The facility is located about 2 km northwest of JR Tokai Station. A primary school, kindergarten, houses and shops are located nearby.
The Tokai Municipal Board of Education instructed kindergartens, primary and junior high schools in the village to close all windows of their buildings and not to let students outdoors.
At 10:30 p.m., Ibaraki Prefecture began urging residents living within 10 km of the accident site to stay indoors to avoid the risk of radiation exposure.
In addition, the Tokai Municipal Government, with cooperation from the governmental Japan Nuclear Cycle Development Institute, began health checkups of the evacuees.
The checkup showed that some of the residents may have been exposed to radiation, local officials said.
The first three workers reported to be exposed to radiation were identified as Hisashi Ouchi, 35, Masato Shinohara, 39, and Yutaka Yokokawa, 54. All are employees of JCO Co., previously called Japan Nuclear Fuel Conversion Co., which runs the Tokai plant.
One worker is in serious condition with diarrhea and nausea, police said, while the other two are in extremely serious condition.
The three were taken to a state-run hospital in Mito, Ibaraki Prefecture.
Later they were transported by helicopter to the National Institute of Radiological Sciences in Chiba Prefecture.
Immediately after the accident, police sealed off a 200-meter area around the facility.
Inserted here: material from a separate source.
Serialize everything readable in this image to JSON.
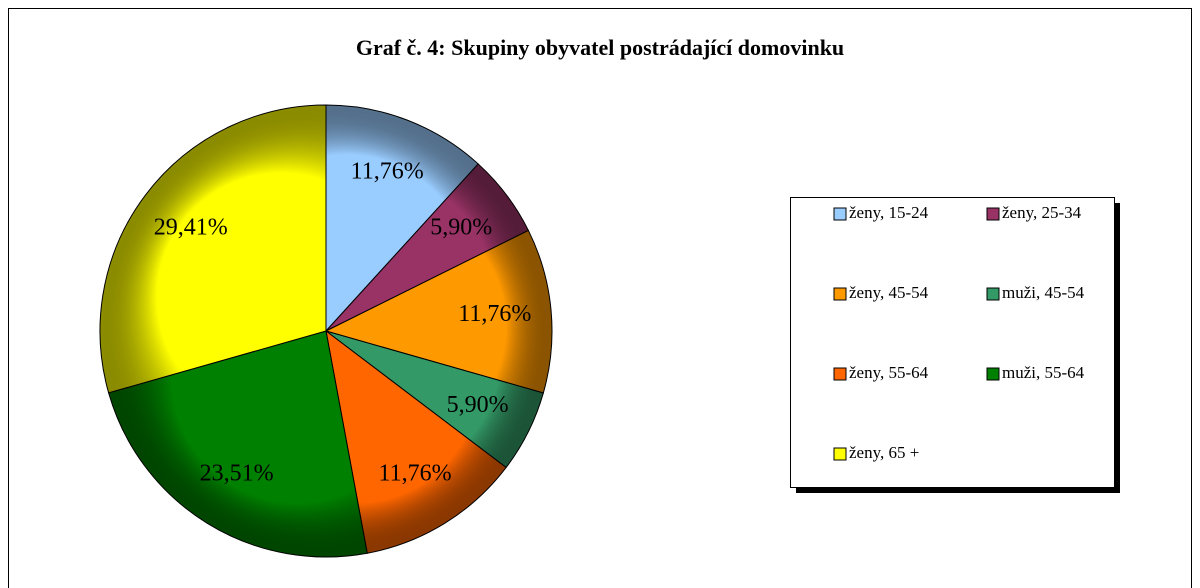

From that area, they evacuated 150 people from 50 families after radiation increased to 4,000 times the normal level.
Traffic was banned in a 3-km radius around the accident, and television helicopters showed the zone like a ghost town with no cars or people.
"My God, I don't know what to do," said one middle-aged woman as she arrived on a government bus at the town's community center after being evacuated from her home.
Later in the afternoon, most readings near the plant were said to be about 10 times above normal, though they had climbed as high as 0.87 sievert an hour -- about 4,000 times the normal 0.0002 sievert, said a senior science and technology agency official.
Residents were told to stay indoors.
"We have asked all residents in Tokai to stay indoors until inspections by the prefectural and the science and technology agency's officials can confirm that radiation has fallen to a safe level," a local government official said.
The warning was broadcast on loudspeakers in the district, home to about 20,000 residents, according to officials.
Later, residents of Naka were also told to stay inside.
"We asked some of the town's 5,000 households not to go out after winds from the direction of Tokai became stronger and radiation readings began to go up," a town official said.
"Radiation meters placed around the company's facility showed radiation levels went back to normal in less than two hours after the accident, but we want to take precautions for absolute safety," said a Tokai government official.
Tokai has been the scene of nuclear accidents in the past.
An explosion and fire on March 11, 1997, at a different nuclear complex in Tokai irradiated 37 workers. Some of the escaped radiation spread to Tokyo and neighboring prefectures.
It was Japan's worst nuclear accident.
Greenpeace issued a statement Thursday saying the accident "exposes once again the lack of an adequate safety culture in Japan."
The accident came a day before a British-flagged ship was expected to deliver 225 kg of mixed plutonium-uranium oxide fuel to a plant in Takahama, Fukui Prefecture.